Evan Smith has compared how the issues of the day – from damaged men and their families to the outsider status of the Irish, as well as the place of women, crime and radical politics in a time of change – have been portrayed in Peaky Blinders and across the pond in Boardwalk Empire. And the way they’re handled in Peaky Blinders, as Matt Houbrook has commented, provocatively captures something of the “emotional dynamics” of everyday working-class life, and the broader dislocation of the time. What impressed him was the way the series evoked the era.

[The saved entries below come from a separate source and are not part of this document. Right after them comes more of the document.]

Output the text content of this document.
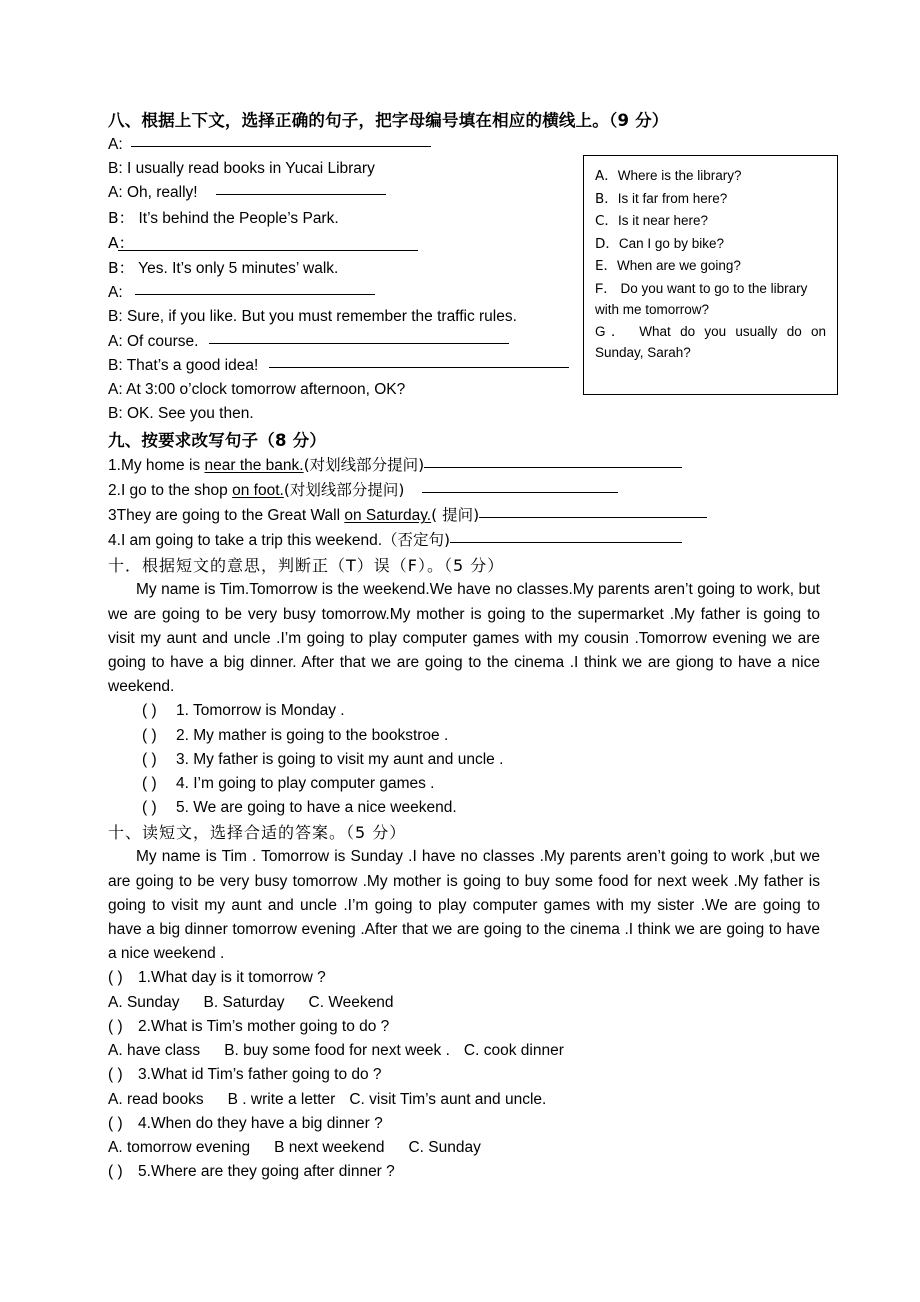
八、根据上下文，选择正确的句子，把字母编号填在相应的横线上。（9 分）
A:
B: I usually read books in Yucai Library
A: Oh, really!
B： It’s behind the People’s Park.
A：
B： Yes. It’s only 5 minutes’ walk.
A:
B: Sure, if you like. But you must remember the traffic rules.
A: Of course.
B: That’s a good idea!
A: At 3:00 o’clock tomorrow afternoon, OK?
B: OK. See you then.
A．Where is the library?
B．Is it far from here?
C．Is it near here?
D．Can I go by bike?
E．When are we going?
F． Do you want to go to the library
with me tomorrow?
G． What do you usually do on
Sunday, Sarah?
九、按要求改写句子（8 分）
1.My home is near the bank.(对划线部分提问)
2.I go to the shop on foot.(对划线部分提问)
3They are going to the Great Wall on Saturday.( 提问)
4.I am going to take a trip this weekend.（否定句)
十．根据短文的意思，判断正（T）误（F）。（5 分）
My name is Tim.Tomorrow is the weekend.We have no classes.My parents aren’t going to work, but we are going to be very busy tomorrow.My mother is going to the supermarket .My father is going to visit my aunt and uncle .I’m going to play computer games with my cousin .Tomorrow evening we are going to have a big dinner. After that we are going to the cinema .I think we are giong to have a nice weekend.
( ) 1. Tomorrow is Monday .
( ) 2. My mather is going to the bookstroe .
( ) 3. My father is going to visit my aunt and uncle .
( ) 4. I’m going to play computer games .
( ) 5. We are going to have a nice weekend.
十、读短文，选择合适的答案。（5 分）
My name is Tim . Tomorrow is Sunday .I have no classes .My parents aren’t going to work ,but we are going to be very busy tomorrow .My mother is going to buy some food for next week .My father is going to visit my aunt and uncle .I’m going to play computer games with my sister .We are going to have a big dinner tomorrow evening .After that we are going to the cinema .I think we are going to have a nice weekend .
( ) 1.What day is it tomorrow ?
A. Sunday B. Saturday C. Weekend
( ) 2.What is Tim’s mother going to do ?
A. have class B. buy some food for next week . C. cook dinner
( ) 3.What id Tim’s father going to do ?
A. read books B . write a letter C. visit Tim’s aunt and uncle.
( ) 4.When do they have a big dinner ?
A. tomorrow evening B next weekend C. Sunday
( ) 5.Where are they going after dinner ?
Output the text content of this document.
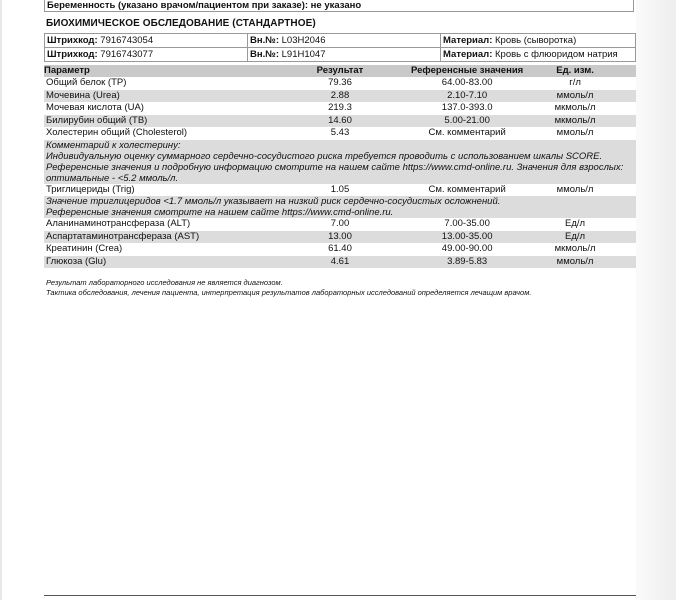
Беременность (указано врачом/пациентом при заказе): не указано
БИОХИМИЧЕСКОЕ ОБСЛЕДОВАНИЕ (СТАНДАРТНОЕ)
Штрихкод: 7916743054	Вн.№: L03H2046	Материал: Кровь (сыворотка)
Штрихкод: 7916743077	Вн.№: L91H1047	Материал: Кровь с флюоридом натрия
Параметр	Результат	Референсные значения	Ед. изм.	
Общий белок (TP)	79.36	64.00-83.00	г/л	
Мочевина (Urea)	2.88	2.10-7.10	ммоль/л	
Мочевая кислота (UA)	219.3	137.0-393.0	мкмоль/л	
Билирубин общий (TB)	14.60	5.00-21.00	мкмоль/л	
Холестерин общий (Cholesterol)	5.43	См. комментарий	ммоль/л	

Комментарий к холестерину:
Индивидуальную оценку суммарного сердечно-сосудистого риска требуется проводить с использованием шкалы SCORE.
Референсные значения и подробную информацию смотрите на нашем сайте https://www.cmd-online.ru. Значения для взрослых:
оптимальные - <5.2 ммоль/л.				

Триглицериды (Trig)	1.05	См. комментарий	ммоль/л	

Значение триглицеридов <1.7 ммоль/л указывает на низкий риск сердечно-сосудистых осложнений.
Референсные значения смотрите на нашем сайте https://www.cmd-online.ru.				

Аланинаминотрансфераза (ALT)	7.00	7.00-35.00	Ед/л	
Аспартатаминотрансфераза (AST)	13.00	13.00-35.00	Ед/л	
Креатинин (Crea)	61.40	49.00-90.00	мкмоль/л	
Глюкоза (Glu)	4.61	3.89-5.83	ммоль/л	
Результат лабораторного исследования не является диагнозом.
Тактика обследования, лечения пациента, интерпретация результатов лабораторных исследований определяется лечащим врачом.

So, the usual fussing about historical accuracy aside, historians have found a great deal of historical truth in the first two seasons of Peaky Blinders. Even if they were less taken with the news that the series had inspired a new “completely immersive” bar and restaurant, with fine-dining accompanied by cocktails, jazz and gambling. I guess you’d need to decide whether you were headed upstairs with the Bright Young Things or downstairs with the working-class patrons before choosing what to wear from the ‘dress-up box’. Although claiming to be based on the true life characters and the TV show, The Tick Tack Club was not opened in Birmingham’s Small Heath area, but in a secret location under London Bridge. Something of a spin-off, the premise is Billy Kimber moving south and setting up a new gang – The Elephant Boys – in order to take on the north London gangs’ control of the capital’s racecourse betting. From Matt Houlbrook it earned the hashtag #badhistory for its “very many levels of missing the point”, while fellow historian Mark Williams suggested the evening might end “in an alcohol-fuelled bloodbath powered by criminal indignation and ironic comment on 1920s social change”. Quite.
Novelty spin-off events aside, Peaky Blinders has made a thoughtful and relevant fictionalised contribution to how we make sense of Britain between the wars. And we’re likely to have plenty more to discuss, with the show’s writer, Stephen Knight, saying he’d like to end the final series with the first air raid siren of World War Two.